The jury verdicts created an uproar in the city of New Orleans. The aftermath of the verdict coincided with an Italian holiday. The leader of Italy, King Umberto the First, was a hero who had unified the country. The Italians in New Orleans flew flags and were engaged in a festive celebration. Whether the non-Italians in the city thought the party atmosphere was a celebration of the verdict or they simply did not like the pomp and parades immediately after their police chief’s killers did not meet the justice they felt was their due, they were incensed, and protests broke out.

Did the New Orleans family run Dallas?

Yes, they did. Though considered a separate family, Dallas crime boss Joe Civello was a native of Baton Rouge, Louisiana, and a close ally of Carlos Marcello, as was his successor Joe Campisi. The New Orleans family also held sway over Galveston through the Maceo brothers.

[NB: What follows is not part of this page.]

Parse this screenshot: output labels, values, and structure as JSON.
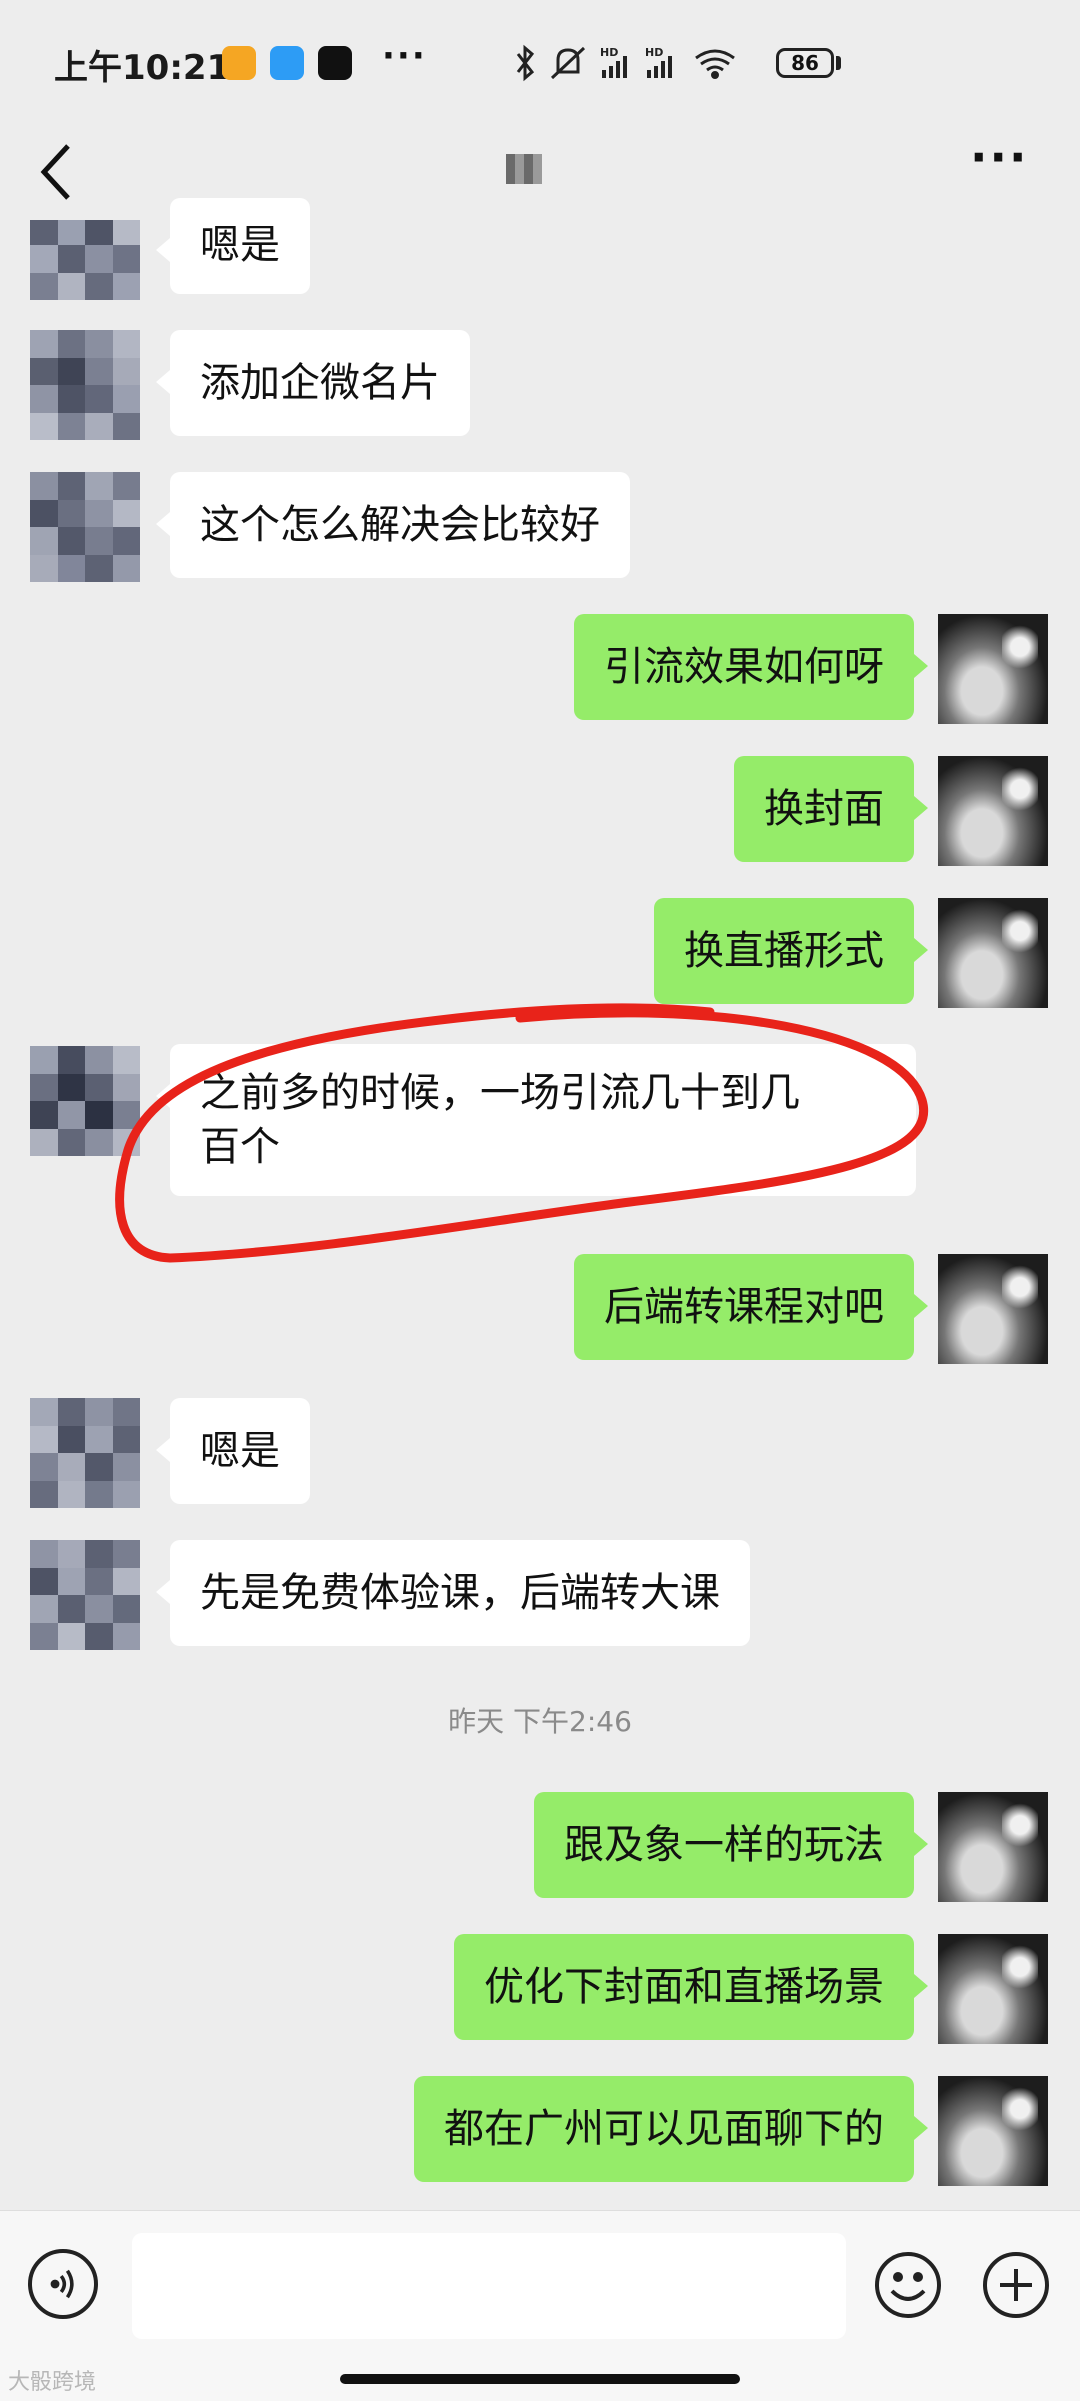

Thousands of people assembled at City Hall. They listened to a lot of inflammatory rhetoric from several notable citizens, one of whom flat out exhorted the throng to take the law into their own hands. The crowd raided the city armory and proceeded to the prison where the Mafiosi were being held. The prison warden let the Italians out of their cells so the rioters could get to them.

Bastille Day Redux

The angry mob barreled into the prison looking for the Mafiosi. Top man Joseph Macheca was shot dead. Six other men were also rounded up and shot. Manuel Polizzi was dragged from the prison and lynched. Several members of the lynch mob shot him as he writhed at the end of the rope. A total of sixteen men were killed that day. Two of them had no mob connections at all. They were executed simply for being Sicilian. In a stroke of luck for the Mafia, its leader, Charles Matranga, the man who had orchestrated the murder of the police chief, survived the mob’s bloodlust. He had been able to successfully hide during the carnage.

We will never be sure whether it was a less-than-airtight case by the prosecution or Mafia intimidation that resulted in the charges against the accused being dismissed or mistrials declared and defendants found not guilty. No matter which side you take in these tragic events, justice was not served.